A few years ago, the kooky characters on the TV-show Seinfeld tried their best to promote a new holiday – Festivus, “for the rest of us.” It was a non-traditional, non-religious holiday in December that began with an “airing of grievances.” For many reasons, it never really gained traction beyond its original farcical intent.
So today, just like centuries before us, we have a plethora of traditional and religious holidays this month. In Western culture, Christmas dominates not so much as a dominant Christian holiday, but a cultural and commercial event.
There’s no doubt that the U.S. has deeply Christian roots. Some will take the writings of ancient fathers and try to dispel the claim, but the facts speak differently. And for much of our history, Christianity has been the majority religion. Even today, despite the loud noise of diversity, more than 83 percent of U.S. Citizens claim a Christian faith.
Joining in the celebration, employers in the past have given workers latitude with Christmas trees, card exchanges, potluck lunches and bonus money. For many workplaces, it’s the one time of year when the emphasis on production goals, the profit/loss statement, and the deadlines seems to slow down – slightly. And occasionally, you can even find a little holiday cheer.
Stopping the Party
But lurking in nearly every workplace is the shadow of political correctness. Crumbling like snowmen in Spring, holiday expression is coming to an end in many workplaces. It started with the scrubbing of words like Hanukkah, Christmas, and Kwanza, replacing them with the more generic — and terribly bland — “holidays.” Unfortunately, out of fear of someone being offended, many celebrations and expressions of any kind have simply stopped.
In most cases, no one really objected. No lawsuit was threatened by the People Against Any Religious Expression or the Freedom from Happy Religious People Front. The parties were eliminated by over-thinking executives who contemplated the mere possibility of someone’s objection.
Here’s a modern-day truth that we need to embrace. Everyone loves a party. Retirement cakes, birthday burritos, and baby celebrations are all part of what binds a workplace. The people who play together, stay together.
We like tradition – even those who buck “old school,” still count on Bagel Monday or the annual St. Patrick’s day crock-pot corned beef brought in by Patrick O’Malley in Transportation. Celebrating Christmas can be done in a way that doesn’t offend those who don’t believe, and still include those who do.
I worked with a deeply Jewish man who was routinely greeted with “Merry Christmas” by many of his customers. He simply smiled and was never offended. He told me that he would rather have a religious expression sent his way than a complaint or a foul word. And he loved the fact that he got the day off. Yes, he would go to the movies and order Chinese food. That was his Christmas celebration.

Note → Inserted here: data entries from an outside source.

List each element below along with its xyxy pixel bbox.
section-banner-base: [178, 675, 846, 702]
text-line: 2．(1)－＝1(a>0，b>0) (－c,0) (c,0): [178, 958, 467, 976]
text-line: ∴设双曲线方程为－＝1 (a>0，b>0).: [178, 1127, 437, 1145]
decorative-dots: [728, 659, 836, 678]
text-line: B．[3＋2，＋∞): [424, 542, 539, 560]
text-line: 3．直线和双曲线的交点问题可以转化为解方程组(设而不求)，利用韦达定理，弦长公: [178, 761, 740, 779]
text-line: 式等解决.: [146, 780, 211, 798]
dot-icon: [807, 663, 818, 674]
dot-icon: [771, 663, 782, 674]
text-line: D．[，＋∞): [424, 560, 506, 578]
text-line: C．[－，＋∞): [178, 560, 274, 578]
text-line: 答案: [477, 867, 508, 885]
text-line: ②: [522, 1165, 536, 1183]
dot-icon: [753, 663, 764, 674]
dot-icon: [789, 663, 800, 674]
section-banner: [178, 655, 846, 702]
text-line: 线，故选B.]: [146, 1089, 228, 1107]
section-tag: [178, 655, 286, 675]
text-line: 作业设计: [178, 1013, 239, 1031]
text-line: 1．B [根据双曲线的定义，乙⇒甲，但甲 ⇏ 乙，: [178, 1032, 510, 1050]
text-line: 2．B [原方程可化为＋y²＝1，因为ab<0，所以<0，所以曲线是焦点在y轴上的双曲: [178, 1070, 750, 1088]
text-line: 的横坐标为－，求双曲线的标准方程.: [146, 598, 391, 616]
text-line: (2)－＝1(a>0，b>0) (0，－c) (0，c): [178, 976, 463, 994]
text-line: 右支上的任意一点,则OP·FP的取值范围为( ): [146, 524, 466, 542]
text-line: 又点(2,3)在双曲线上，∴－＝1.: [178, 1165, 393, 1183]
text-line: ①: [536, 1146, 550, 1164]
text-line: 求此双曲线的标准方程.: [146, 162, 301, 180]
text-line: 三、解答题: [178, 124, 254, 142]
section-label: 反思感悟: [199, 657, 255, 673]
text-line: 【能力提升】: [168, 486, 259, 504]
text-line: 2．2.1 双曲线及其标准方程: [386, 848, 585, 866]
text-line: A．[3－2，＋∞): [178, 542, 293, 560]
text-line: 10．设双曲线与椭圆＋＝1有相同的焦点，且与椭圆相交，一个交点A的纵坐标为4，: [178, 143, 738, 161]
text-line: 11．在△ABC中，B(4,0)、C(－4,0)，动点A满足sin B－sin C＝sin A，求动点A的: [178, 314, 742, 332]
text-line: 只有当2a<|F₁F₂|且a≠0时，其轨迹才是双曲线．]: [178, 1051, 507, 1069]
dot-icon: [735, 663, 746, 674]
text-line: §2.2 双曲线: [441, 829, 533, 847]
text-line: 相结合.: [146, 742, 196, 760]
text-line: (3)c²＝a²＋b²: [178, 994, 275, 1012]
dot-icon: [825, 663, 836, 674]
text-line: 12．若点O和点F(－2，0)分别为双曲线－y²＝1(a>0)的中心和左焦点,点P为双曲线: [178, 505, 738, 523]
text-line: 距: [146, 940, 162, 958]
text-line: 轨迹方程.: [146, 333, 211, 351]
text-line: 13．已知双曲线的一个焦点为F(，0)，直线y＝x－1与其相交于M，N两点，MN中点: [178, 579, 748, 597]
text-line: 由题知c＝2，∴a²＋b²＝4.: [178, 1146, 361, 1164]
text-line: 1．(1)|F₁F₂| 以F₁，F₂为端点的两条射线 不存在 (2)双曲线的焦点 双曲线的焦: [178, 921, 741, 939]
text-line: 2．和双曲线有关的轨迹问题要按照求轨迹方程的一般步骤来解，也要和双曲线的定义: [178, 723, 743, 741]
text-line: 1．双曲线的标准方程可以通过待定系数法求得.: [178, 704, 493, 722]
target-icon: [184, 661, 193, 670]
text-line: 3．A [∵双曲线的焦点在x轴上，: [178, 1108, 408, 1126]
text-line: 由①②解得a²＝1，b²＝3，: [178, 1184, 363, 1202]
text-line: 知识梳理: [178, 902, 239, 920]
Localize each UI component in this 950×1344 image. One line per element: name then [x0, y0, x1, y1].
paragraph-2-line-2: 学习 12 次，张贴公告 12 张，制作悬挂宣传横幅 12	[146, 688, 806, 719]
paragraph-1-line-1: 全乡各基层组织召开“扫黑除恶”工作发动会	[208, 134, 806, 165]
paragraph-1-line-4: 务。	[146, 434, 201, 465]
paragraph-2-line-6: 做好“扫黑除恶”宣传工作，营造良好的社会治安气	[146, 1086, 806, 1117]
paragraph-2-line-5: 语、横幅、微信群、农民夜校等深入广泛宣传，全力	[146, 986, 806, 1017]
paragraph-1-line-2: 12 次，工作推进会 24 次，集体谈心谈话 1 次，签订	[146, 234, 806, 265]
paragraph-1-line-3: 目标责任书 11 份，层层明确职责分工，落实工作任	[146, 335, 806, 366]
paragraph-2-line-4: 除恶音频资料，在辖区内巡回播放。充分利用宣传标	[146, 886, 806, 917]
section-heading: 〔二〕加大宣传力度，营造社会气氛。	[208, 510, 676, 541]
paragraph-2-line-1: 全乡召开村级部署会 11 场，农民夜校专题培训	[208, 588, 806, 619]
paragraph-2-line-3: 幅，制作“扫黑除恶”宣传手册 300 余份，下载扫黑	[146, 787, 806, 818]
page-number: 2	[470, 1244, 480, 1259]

In all but a few service-oriented workplaces, Christmas is a day off. If you don’t celebrate the birth of Christ, I’m guessing you’ll still take the day off – with pay. There’s no one I know of who will traipse off to work on Dec. 25, just to make a point that they “don’t do Christmas.”
We can all benefit from a little good cheer this time year, regardless of the source.
Extending Grace to Those Who Don’t Believe
We don’t need to be ashamed if we want to gather with coworkers and exchange Christmas presents, put up a Christmas tree, or hang Christmas lights. If you’re a Jewish, Buddhist, Hindu, Muslim, or an atheist you’ll very likely not be offended by simple holiday expressions by others.
And when those who believe differently from me want to take a holy day off or want to celebrate their traditions, hopefully I’m extending the same measure of tolerance.
We should all be mindful that not everyone believes like we do, but that concern shouldn’t turn into a monster. Our workplaces are often dreadful on their own, and when we expend endless energy on finding offense, our labors are performed without any joy.
And conversely, there’s nothing Christian (or Hindu, or Muslim, or Atheist) about pushing our beliefs on those who find it offensive. There are ways to do life without needlessly putting others on defense and still not compromise your convictions.
Grace – like love – is a universal language that sweeps nearly every religious tradition. It’s the unmitigated favor that God shows to us, and in turn, we extend to others. Grace is the great equalizer, allowing people to be people without having to look over their shoulder.
I think this Workplace Grace is a better way to go. And that way, I won’t have to learn how to pronounce “Merry Christmahanakwanzika.”
What’s Christmas like in your workplace?